An all-too-brief star
A debut ton for 19-year-old Archie Jackson in Adelaide. His 164, made in five hours and 20 minutes, gave Australia a slender first-innings lead, but England eventually won a cracking match by only 12 runs. Jackson was hailed as being almost as good a batsman as Don Bradman, but within four years he died from tuberculosis.
Records galore in Wellington. With New Zealand 148 for 2 in the second innings, still 175 behind Sri Lanka, Martin Crowe and Andrew Jones saved the match and more with an amazing partnership of 467. It was the highest for the third wicket in first-class cricket at the time, as well as the highest for any wicket in Tests. After such a meaty stand it was fitting that Arjuna Ranatunga was the man to dismiss them both - Crowe agonisingly for 299, the highest score by a New Zealander in Tests till Brendon McCullum made a triple-hundred in 2014.
Virgin territory for Richard Hadlee, who became the first man to take 400 Test wickets when he bowled Sanjay Manjrekar in the first Test in Christchurch on this day. Hadlee took seven wickets and Danny Morrison six, while John Wright made a nine-hour 185 to help New Zealand to a comfortable 10-wicket victory.
Zimbabwe completed their maiden Test victory in their 11th Test, a little over two years after their first match, beating Pakistan in Harare by an innings and 64 runs. Grant Flower scored an unbeaten 201, while his brother Andy and Guy Whittall contributed hundreds towards Zimbabwe's first-innings score of 544 for 4 declared. Heath Streak took 6 for 90 to help dismiss Pakistan for 322 in the first innings, and added three more to his kitty as they fell for 158 in the follow-on.

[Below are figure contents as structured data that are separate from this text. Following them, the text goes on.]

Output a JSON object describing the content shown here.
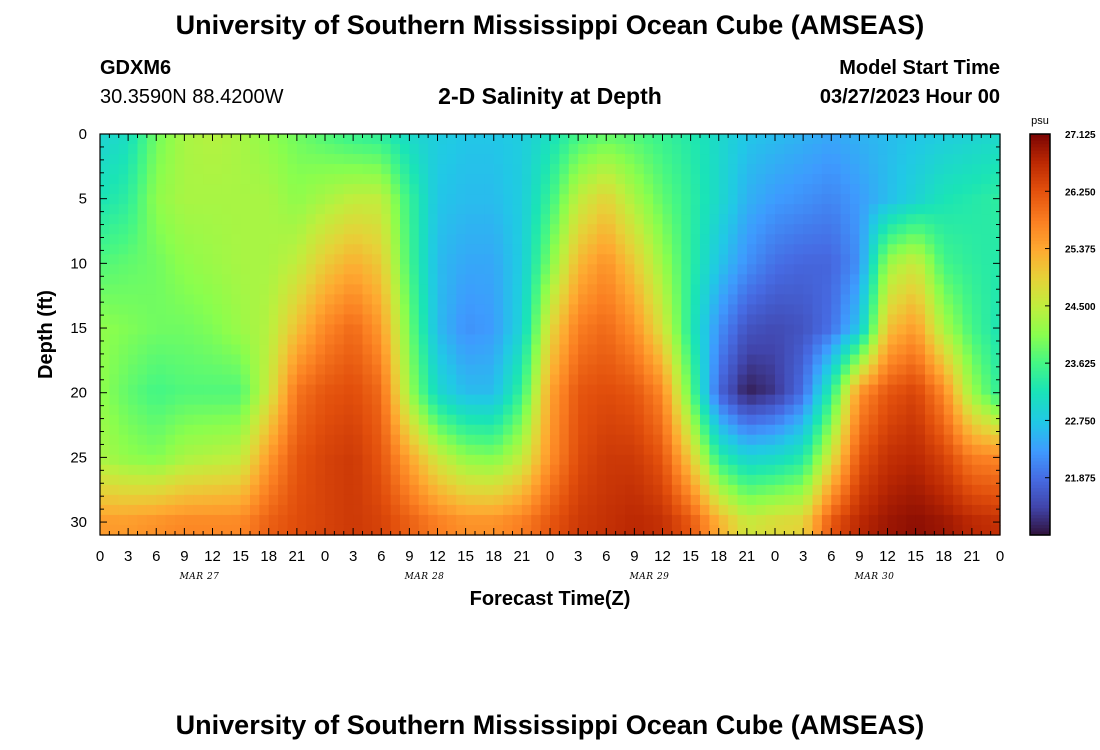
{
  "header": {
    "title": "University of Southern Mississippi Ocean Cube (AMSEAS)",
    "station_id": "GDXM6",
    "coordinates": "30.3590N  88.4200W",
    "subtitle": "2-D Salinity at Depth",
    "model_start_label": "Model Start Time",
    "model_start_value": "03/27/2023 Hour 00"
  },
  "footer": {
    "title": "University of Southern Mississippi Ocean Cube (AMSEAS)"
  },
  "chart_data": {
    "type": "heatmap",
    "title": "2-D Salinity at Depth",
    "xlabel": "Forecast Time(Z)",
    "ylabel": "Depth (ft)",
    "x_ticks": [
      "0",
      "3",
      "6",
      "9",
      "12",
      "15",
      "18",
      "21",
      "0",
      "3",
      "6",
      "9",
      "12",
      "15",
      "18",
      "21",
      "0",
      "3",
      "6",
      "9",
      "12",
      "15",
      "18",
      "21",
      "0",
      "3",
      "6",
      "9",
      "12",
      "15",
      "18",
      "21",
      "0"
    ],
    "x_range_hours": [
      0,
      96
    ],
    "day_labels": [
      {
        "label": "MAR 27",
        "hour": 12
      },
      {
        "label": "MAR 28",
        "hour": 36
      },
      {
        "label": "MAR 29",
        "hour": 60
      },
      {
        "label": "MAR 30",
        "hour": 84
      }
    ],
    "y_ticks": [
      "0",
      "5",
      "10",
      "15",
      "20",
      "25",
      "30"
    ],
    "y_range_ft": [
      0,
      31
    ],
    "y_inverted": true,
    "colorbar": {
      "unit": "psu",
      "range": [
        21.0,
        27.125
      ],
      "tick_labels": [
        "27.125",
        "26.250",
        "25.375",
        "24.500",
        "23.625",
        "22.750",
        "21.875"
      ],
      "colormap": "turbo"
    },
    "time_hours": [
      0,
      3,
      6,
      9,
      12,
      15,
      18,
      21,
      24,
      27,
      30,
      33,
      36,
      39,
      42,
      45,
      48,
      51,
      54,
      57,
      60,
      63,
      66,
      69,
      72,
      75,
      78,
      81,
      84,
      87,
      90,
      93,
      96
    ],
    "depth_ft": [
      0,
      5,
      10,
      15,
      20,
      25,
      30
    ],
    "salinity_psu": [
      [
        22.9,
        23.1,
        23.9,
        24.3,
        24.4,
        24.3,
        24.1,
        23.9,
        23.7,
        23.5,
        23.4,
        23.0,
        22.8,
        22.7,
        22.7,
        22.8,
        23.1,
        23.6,
        23.8,
        23.7,
        23.5,
        23.3,
        23.0,
        22.7,
        22.6,
        22.5,
        22.4,
        22.5,
        22.6,
        22.7,
        22.8,
        22.9,
        23.0
      ],
      [
        23.2,
        23.4,
        24.1,
        24.3,
        24.3,
        24.3,
        24.3,
        24.1,
        24.3,
        24.5,
        24.5,
        23.5,
        22.7,
        22.6,
        22.6,
        22.8,
        23.5,
        24.5,
        24.9,
        24.3,
        23.8,
        23.4,
        23.0,
        22.5,
        22.3,
        22.2,
        22.1,
        22.3,
        22.6,
        22.9,
        23.2,
        23.3,
        23.4
      ],
      [
        23.7,
        23.8,
        23.9,
        24.1,
        24.2,
        24.3,
        24.3,
        24.5,
        25.0,
        25.3,
        25.0,
        23.6,
        22.6,
        22.4,
        22.4,
        22.8,
        24.0,
        25.2,
        25.6,
        25.0,
        24.2,
        23.4,
        22.7,
        22.2,
        21.9,
        21.8,
        21.8,
        22.2,
        24.2,
        24.6,
        23.6,
        23.4,
        23.3
      ],
      [
        24.1,
        24.0,
        23.9,
        23.9,
        24.0,
        24.2,
        24.4,
        25.1,
        25.7,
        26.0,
        25.5,
        23.9,
        22.6,
        22.2,
        22.3,
        22.9,
        24.8,
        25.8,
        26.0,
        25.6,
        24.7,
        23.3,
        22.2,
        21.6,
        21.5,
        21.6,
        21.9,
        22.7,
        25.1,
        25.5,
        24.3,
        23.6,
        23.2
      ],
      [
        24.1,
        23.8,
        23.6,
        23.7,
        23.7,
        23.7,
        24.6,
        25.9,
        26.2,
        26.3,
        26.0,
        24.2,
        23.0,
        22.6,
        22.6,
        23.5,
        25.4,
        26.2,
        26.3,
        26.2,
        25.7,
        23.8,
        21.8,
        21.1,
        21.3,
        21.9,
        23.4,
        25.6,
        26.2,
        26.4,
        25.7,
        24.2,
        23.4
      ],
      [
        24.3,
        24.1,
        24.0,
        24.3,
        24.4,
        24.5,
        25.5,
        26.2,
        26.4,
        26.5,
        26.2,
        25.4,
        24.6,
        24.1,
        24.0,
        24.5,
        25.6,
        26.3,
        26.5,
        26.5,
        26.2,
        25.0,
        23.4,
        22.9,
        23.0,
        23.3,
        24.7,
        26.2,
        26.6,
        26.7,
        26.4,
        25.8,
        25.7
      ],
      [
        25.5,
        25.5,
        25.6,
        25.7,
        25.7,
        25.7,
        26.1,
        26.3,
        26.4,
        26.5,
        26.4,
        26.1,
        25.8,
        25.6,
        25.6,
        25.8,
        26.2,
        26.5,
        26.6,
        26.7,
        26.6,
        26.2,
        25.3,
        24.6,
        24.8,
        24.9,
        26.2,
        26.7,
        26.9,
        27.0,
        26.9,
        26.7,
        26.6
      ]
    ]
  }
}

India racked up their highest Test total at the time, 644 for 7 declared, against West Indies in Kanpur. Faoud Bacchus went on to make a career-best 250, after Gundappa Viswanath (179), Anshuman Gaekwad (101) and Mohinder Amarnath (101*) had all made hundreds. Bacchus' eight-and-a-half-hour innings took West Indies to 452 for 8. Rain had ruled out play for nearly two days, and adding a sixth day was of no use. India won the six-Test series 1-0.
Test double-hundreds against the 1980s West Indies didn't grow on trees. In fact, there were only two, and Dean Jones made one of them on this day in Adelaide. His blistering 216 was the highlight of a drawn game that gave West Indies the series 3-1. This is really where it all turned around for Australia: having lost the first three Tests, they won the fourth improbably and scrapped for a draw here.

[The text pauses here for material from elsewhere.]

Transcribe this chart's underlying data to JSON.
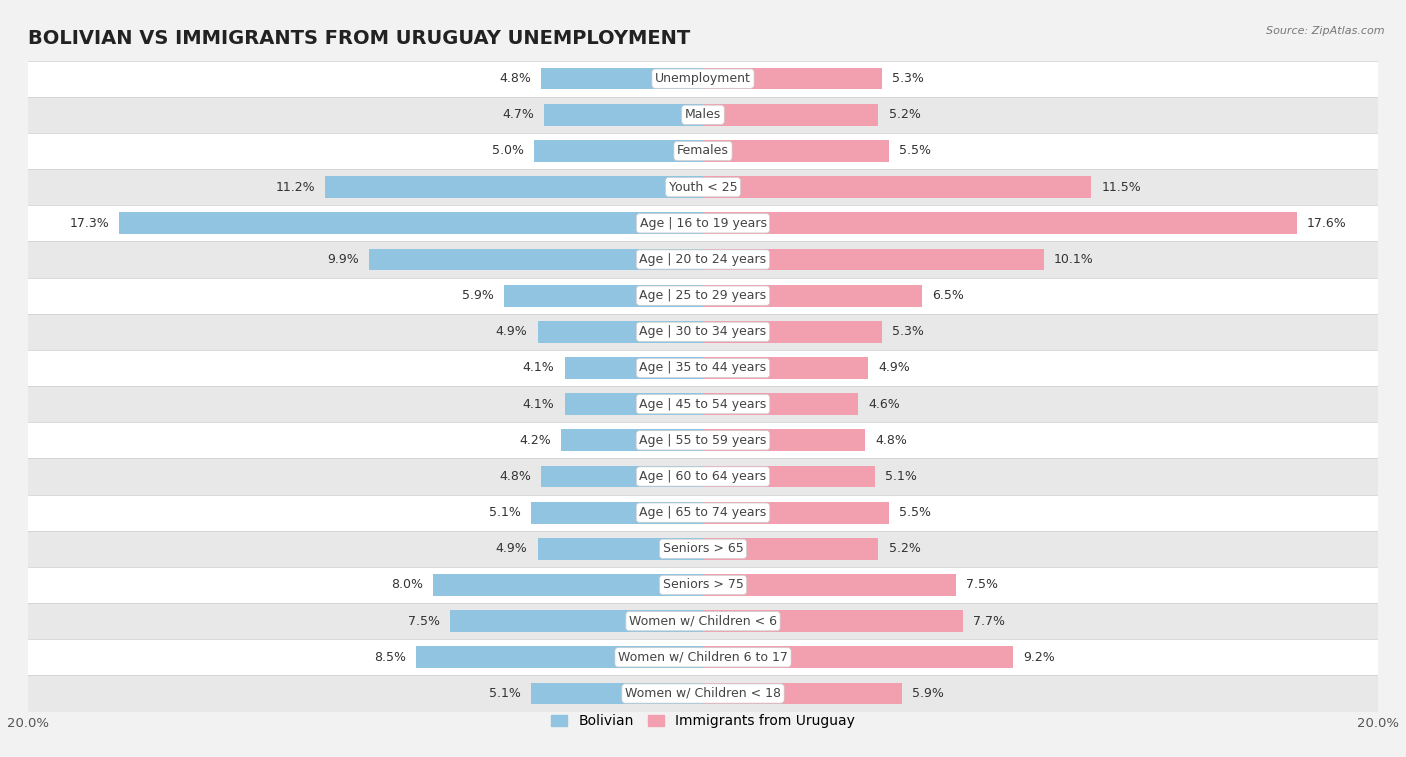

Birth of the Pakistan batsman Wallis Mathias, who played 21 Tests between 1955 and 1962. At his best a fluent strokeplayer, Mathias never really got going at the highest level and averaged only 23.72. The closest he got to a Test hundred was successive scores in the 70s in the West Indies in 1957-58. He died in his native Karachi in 1994.
A special one-dayer for England at the MCG to commemorate 200 years of white settlement in Australia. Geoff Marsh - the only man to exceed 37 - decided the match with a patient 87. This was also the one-day debut of Neal Radford and Paul Jarvis, although their combined figures of 20-0-103-0 and zero runs meant it was not one to tell the grandchildren about.
Good displays with the A side earned Mahmudullah, born on this day, a maiden ODI cap during Bangladesh's tour of Sri Lanka in July 2007, during which he hit 36 and took 2 for 28 from five overs. A successful 2008-09 domestic season got him into the Test squad touring West Indies and he starred in Bangladesh's first overseas win - taking eight wickets in Kingstown. He was named vice-captain in 2011 and played a key role in the middle order, including during the ODI series win over West Indies a year later. He retained his spot despite a string of low scores in 2013.